Richard dijo a Joanna, aquella tarde que regresó del trabajo, que ahora cree en el amor a primera vista. Y es que, agregó, se ha enamorado perdidamente de aquellas mejillas salpicadas de pecas, de los ojos marrones, grandes, brillantes y de esa sonrisa divertida cuando la mocosa hizo nudo el estetoscopio.

Se llamaba Sophia Moonan, tenía cinco años, cabello castaño largo y quebrado, piel muy clara, manos pequeñitas y toneladas de energía que desgasta en la sala de espera del hospital. Sólo un año mayor que su pequeño Marshall, pero como dos o tres veces más hiperactiva. Y eso, pese a tener un catarro que la hacía detenerse cada tanto a recuperar el aliento.

- Si tenemos una hija le pondremos Sophia – Agregó él, antes de irse a dormir, exhausto y Joanna puso los ojos en blanco, algo aburrida pero comprensiva y le besó la frente antes de apagar las luces.

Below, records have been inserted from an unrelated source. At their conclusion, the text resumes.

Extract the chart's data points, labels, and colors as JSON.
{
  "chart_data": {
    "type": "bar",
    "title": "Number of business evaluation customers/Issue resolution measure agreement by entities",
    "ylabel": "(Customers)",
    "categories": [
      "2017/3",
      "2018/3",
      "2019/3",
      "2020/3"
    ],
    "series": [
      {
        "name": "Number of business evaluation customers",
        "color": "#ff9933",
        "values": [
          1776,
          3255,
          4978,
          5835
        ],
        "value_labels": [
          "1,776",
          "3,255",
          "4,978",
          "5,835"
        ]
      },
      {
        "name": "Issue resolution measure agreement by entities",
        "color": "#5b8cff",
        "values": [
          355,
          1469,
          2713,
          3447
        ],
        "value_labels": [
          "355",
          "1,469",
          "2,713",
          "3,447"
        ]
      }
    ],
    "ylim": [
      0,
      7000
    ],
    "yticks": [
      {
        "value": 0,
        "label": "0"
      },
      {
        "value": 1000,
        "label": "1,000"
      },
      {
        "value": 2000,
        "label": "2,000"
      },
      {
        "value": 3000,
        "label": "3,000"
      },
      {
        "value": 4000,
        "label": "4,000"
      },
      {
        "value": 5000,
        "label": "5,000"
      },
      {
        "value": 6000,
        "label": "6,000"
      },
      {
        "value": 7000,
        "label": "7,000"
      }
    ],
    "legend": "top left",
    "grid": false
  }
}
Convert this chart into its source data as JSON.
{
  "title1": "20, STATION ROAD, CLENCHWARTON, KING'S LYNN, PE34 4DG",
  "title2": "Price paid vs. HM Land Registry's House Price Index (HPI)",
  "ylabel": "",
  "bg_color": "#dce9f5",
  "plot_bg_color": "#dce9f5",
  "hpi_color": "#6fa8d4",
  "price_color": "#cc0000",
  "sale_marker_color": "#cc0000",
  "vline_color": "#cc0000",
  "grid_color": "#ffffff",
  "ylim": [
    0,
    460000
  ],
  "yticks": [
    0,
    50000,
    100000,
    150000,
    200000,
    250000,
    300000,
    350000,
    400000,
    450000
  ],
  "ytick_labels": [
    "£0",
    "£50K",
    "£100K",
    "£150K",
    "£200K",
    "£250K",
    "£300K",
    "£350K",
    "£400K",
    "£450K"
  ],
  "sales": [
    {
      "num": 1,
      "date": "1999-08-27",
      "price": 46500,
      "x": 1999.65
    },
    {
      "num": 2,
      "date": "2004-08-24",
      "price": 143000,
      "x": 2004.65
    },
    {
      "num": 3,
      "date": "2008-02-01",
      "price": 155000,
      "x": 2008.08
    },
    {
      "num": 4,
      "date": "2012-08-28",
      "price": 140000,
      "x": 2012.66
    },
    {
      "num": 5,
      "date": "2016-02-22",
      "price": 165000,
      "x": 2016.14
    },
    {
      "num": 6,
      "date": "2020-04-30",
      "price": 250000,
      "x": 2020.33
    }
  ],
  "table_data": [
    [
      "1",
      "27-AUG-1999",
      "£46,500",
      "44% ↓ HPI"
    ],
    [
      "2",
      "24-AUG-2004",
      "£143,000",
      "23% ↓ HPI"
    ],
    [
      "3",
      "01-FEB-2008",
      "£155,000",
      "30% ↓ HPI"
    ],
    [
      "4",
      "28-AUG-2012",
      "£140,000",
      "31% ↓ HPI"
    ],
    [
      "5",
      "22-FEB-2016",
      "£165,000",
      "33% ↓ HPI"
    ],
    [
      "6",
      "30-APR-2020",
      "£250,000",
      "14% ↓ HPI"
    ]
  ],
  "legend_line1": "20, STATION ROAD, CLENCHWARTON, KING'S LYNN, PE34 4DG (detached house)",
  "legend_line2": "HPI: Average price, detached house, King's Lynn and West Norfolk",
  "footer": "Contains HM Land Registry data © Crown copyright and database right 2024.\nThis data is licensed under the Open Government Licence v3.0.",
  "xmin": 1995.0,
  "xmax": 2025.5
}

- Lo que digas, Richard, lo que digas.

* * *

Su padre le dijo que eso era bueno. Que si iba a estudiar medicina –que no era opción, realmente- aquella especialidad le satisfacía. Richard era débil, era sensible, era frágil. Franz pensó que estaría bien, que aprendiera, que sufriera. Tal vez, pensó, eso forjaría algo de carácter y convertiría al muchachito sensible en alguien más fuerte. Alguien diferente. Pero no lo dijo, guardó sus esperanzas y le felicitó cuando mostró, feliz, aquel diploma. Decía querer salvar vidas. Qué ingenuo. Franz, sólo pudo sonreír.

* * *

La primera consulta fue ese día, 12 de noviembre. Fue abrir el expediente, anotar los datos, checar todo lo demás. Habló con los padres –personas maravillosas, dulces, cariñosas, qué felicidad-, revisó a la pequeña que tenía un simple resfriado, recetó medicinas, la más dulce, la más efectiva y dejó que ella, que la enana, escuchase su corazón con el estetoscopio.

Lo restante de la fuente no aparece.